Prosecutors have gathered a "vast body of evidence against the two accused," Bensouda said including hours of video footage as well as forensic and ballistic evidence.
"The Ivory Coast descended into chaos and was the theatre of unspeakable violence," she said.
Bensouda painted a vivid picture of the turmoil that swept Abidjan -- once one of the most cosmopolitan of Africa's cities -- in the aftermath of the polls, including charges of gang-rapes of women seen to be Ouattara supporters.
In one incident, seven woman were killed by pro-Gbagbo forces after a peaceful protest in the Abidjan suburb of Abobo in early March 2011.
- 'Kisses to supporters' -
Looking relaxed in a dark suit with a light blue shirt, the one-time west African strongman had arrived earlier in court and blew kisses at supporters in the packed public gallery.

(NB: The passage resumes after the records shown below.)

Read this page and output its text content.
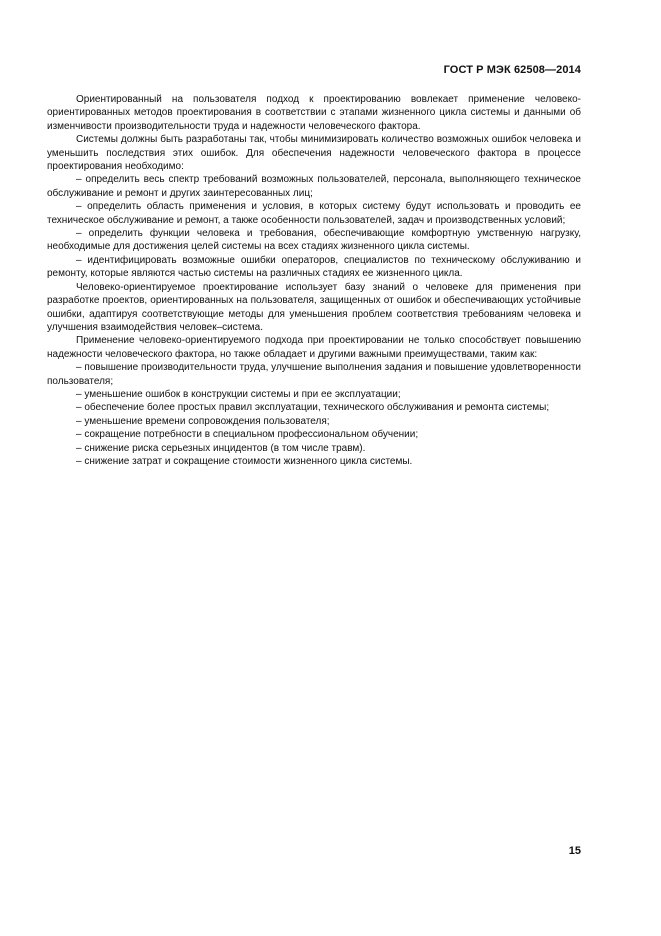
ГОСТ Р МЭК 62508—2014

Ориентированный на пользователя подход к проектированию вовлекает применение человеко-ориентированных методов проектирования в соответствии с этапами жизненного цикла системы и данными об изменчивости производительности труда и надежности человеческого фактора.

Системы должны быть разработаны так, чтобы минимизировать количество возможных ошибок человека и уменьшить последствия этих ошибок. Для обеспечения надежности человеческого фактора в процессе проектирования необходимо:

– определить весь спектр требований возможных пользователей, персонала, выполняющего техническое обслуживание и ремонт и других заинтересованных лиц;

– определить область применения и условия, в которых систему будут использовать и проводить ее техническое обслуживание и ремонт, а также особенности пользователей, задач и производственных условий;

– определить функции человека и требования, обеспечивающие комфортную умственную нагрузку, необходимые для достижения целей системы на всех стадиях жизненного цикла системы.

– идентифицировать возможные ошибки операторов, специалистов по техническому обслуживанию и ремонту, которые являются частью системы на различных стадиях ее жизненного цикла.

Человеко-ориентируемое проектирование использует базу знаний о человеке для применения при разработке проектов, ориентированных на пользователя, защищенных от ошибок и обеспечивающих устойчивые ошибки, адаптируя соответствующие методы для уменьшения проблем соответствия требованиям человека и улучшения взаимодействия человек–система.

Применение человеко-ориентируемого подхода при проектировании не только способствует повышению надежности человеческого фактора, но также обладает и другими важными преимуществами, таким как:

– повышение производительности труда, улучшение выполнения задания и повышение удовлетворенности пользователя;

– уменьшение ошибок в конструкции системы и при ее эксплуатации;

– обеспечение более простых правил эксплуатации, технического обслуживания и ремонта системы;

– уменьшение времени сопровождения пользователя;

– сокращение потребности в специальном профессиональном обучении;

– снижение риска серьезных инцидентов (в том числе травм).

– снижение затрат и сокращение стоимости жизненного цикла системы.

15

Gbagbo and Ble Goude denied charges they had implemented an "organisational policy to launch a widespread and systematic attack against civilians perceived to support Alassane Ouattara."
Such crimes included murders, rapes, other inhumane acts and persecution, the court registrar said.
If found guilty the maximum penalty is usually up to 30 years in prison. "When justified by the extreme gravity of the crime" they could impose a life sentence, the court's guiding statute says.
Hundreds of Gbagbo supporters from the country's large diaspora began descending on the new ICC building on the seaside coast of The Hague from before dawn on Thursday.
Draped in orange flags, they played drums and chanted slogans in support of the former president.
One of the march's organisers, Abel Naki, told AFP Gbagbo and been "kidnapped" and "deported" to the ICC.
"It reminds us of the years of slavery and colonisation."
Amid lingering divisions over the events of 2010-2011, presiding Judge Cuno Tarfusser vowed the ICC would "not allow this trial to be used as a political tool or implement in any way whatsoever."
Gbagbo's defence has repeatedly denied there was an organised plan and insists the former trade unionist played a key role in installing a multi-party system in his nation -- a regional powerhouse once held up as a beacon of democracy and stability.
And they have charged in turn that Paris plotted to oust him and that the ICC has failed to investigate Ouattara's camp for alleged abuses.
Abidjan was turned into a war zone between 2010 to 2011 as clashes flared between the rival forces in a deadly power struggle.
But the international community, including former colonial power France, backed Ouattara as the winner, and Gbagbo was eventually arrested by Ouattara's troops aided by UN and French forces, and extradited to the ICC in 2011.
Rights groups highlight that crimes were committed by both sides, and that no charges have yet been brought against the camp of Ouattara -- just elected to a second term as president.
Bensouda has vowed she is "intensifying" her investigations into the events and that both sides are under the spotlight.
During the course of what will be a lengthy and complex trial, prosecutors intend to present 5,300 elements of proof including hundreds of videos, as well as 138 potential witnesses.
Gbagbo's wife Simone is also wanted for crimes against humanity by the ICC, but she was sentenced to 20 years in an Ivorian jail last year and the government refuses to hand her over.